BM Genel Sekreteri tarafından yapıldığını Sayın Hristodulidis’in iddia ettiği öneriler –eğer varsa– bu önerilerin neler olduğunu da bilmiyoruz.
Bilgi alabilmemiz ve her zaman olduğu gibi sorumlu bir şekilde görüşlerimizi sunabilmemiz için Cumhurbaşkanı’ndan Ulusal Konsey’i toplantıya çağırmasını talep ettik. Ancak Cumhurbaşkanı bu talebe de yanıt vermedi. Cumhurbaşkanı seçilmesi öncesinde Sayın Hristodulidis’in siyasete getireceğini beyan ettiği yeni anlayışın bir unsurunun da muhalefetin görmezden gelinmesi olduğu anlaşılıyor. Ve sonuçta, diğer pek çok beyanı gibi bu beyanının da içi boş bir beyan olduğu kanıtlanıyor.
AKEL, somut önerileri olan sorumlu bir partidir. Özellikle de Kıbrıs sorununda süregiden çıkmazın aşılabilmesi ve müzakerelerin kesintiye uğradığı yerden ve tüm müzakere müktesebatı korunarak, Guterres çerçevesi temelinde devam etmesi için AKEL’in uzun zamandan beri sunmuş olduğu somut bir öneri vardır.

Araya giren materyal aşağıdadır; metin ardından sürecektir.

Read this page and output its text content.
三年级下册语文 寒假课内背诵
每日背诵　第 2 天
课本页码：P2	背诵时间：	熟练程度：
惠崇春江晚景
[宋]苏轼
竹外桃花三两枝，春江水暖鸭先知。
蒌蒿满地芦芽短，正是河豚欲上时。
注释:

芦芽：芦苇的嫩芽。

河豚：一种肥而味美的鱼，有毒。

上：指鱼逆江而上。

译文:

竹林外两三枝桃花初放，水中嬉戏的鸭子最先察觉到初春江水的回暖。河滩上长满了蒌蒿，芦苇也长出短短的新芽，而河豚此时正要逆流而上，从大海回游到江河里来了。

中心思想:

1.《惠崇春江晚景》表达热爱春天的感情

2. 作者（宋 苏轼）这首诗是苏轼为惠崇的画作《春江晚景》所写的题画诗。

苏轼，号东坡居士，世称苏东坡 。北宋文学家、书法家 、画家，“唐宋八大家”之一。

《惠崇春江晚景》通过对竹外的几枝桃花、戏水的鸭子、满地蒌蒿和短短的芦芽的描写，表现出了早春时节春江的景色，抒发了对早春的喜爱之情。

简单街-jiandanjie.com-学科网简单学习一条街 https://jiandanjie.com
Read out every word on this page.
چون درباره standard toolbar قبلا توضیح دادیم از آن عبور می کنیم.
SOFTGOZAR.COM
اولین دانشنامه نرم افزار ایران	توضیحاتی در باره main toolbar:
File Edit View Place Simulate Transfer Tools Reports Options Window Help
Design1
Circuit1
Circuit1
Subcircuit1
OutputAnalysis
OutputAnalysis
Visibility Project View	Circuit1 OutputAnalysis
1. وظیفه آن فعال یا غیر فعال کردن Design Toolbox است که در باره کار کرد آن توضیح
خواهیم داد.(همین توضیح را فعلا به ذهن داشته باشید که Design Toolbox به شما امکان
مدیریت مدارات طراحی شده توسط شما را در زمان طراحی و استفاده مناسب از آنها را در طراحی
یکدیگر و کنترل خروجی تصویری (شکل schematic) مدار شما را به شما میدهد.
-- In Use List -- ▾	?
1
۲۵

Biz yardım etmeye ve yaratıcı olmaya çalışırken, Cumhurbaşkanı somut önerimizi sadece görmezden gelmekle kalmıyor, bu öneriyi tartışmayı bile kabul etmiyor. Cumhurbaşkanı’nın girişimlerinin hiçbirinin sonuç vermediği bir dönemde, diğer araç ve girişimleri değerlendirmemiz gerekiyor. Kıbrıs sorununda yapılması gerekenler konusunda sorumluluk Cumhurbaşkanı’ndadır ve olası nahoş gelişmelerin sorumluluğu da kendisine ait olacaktır.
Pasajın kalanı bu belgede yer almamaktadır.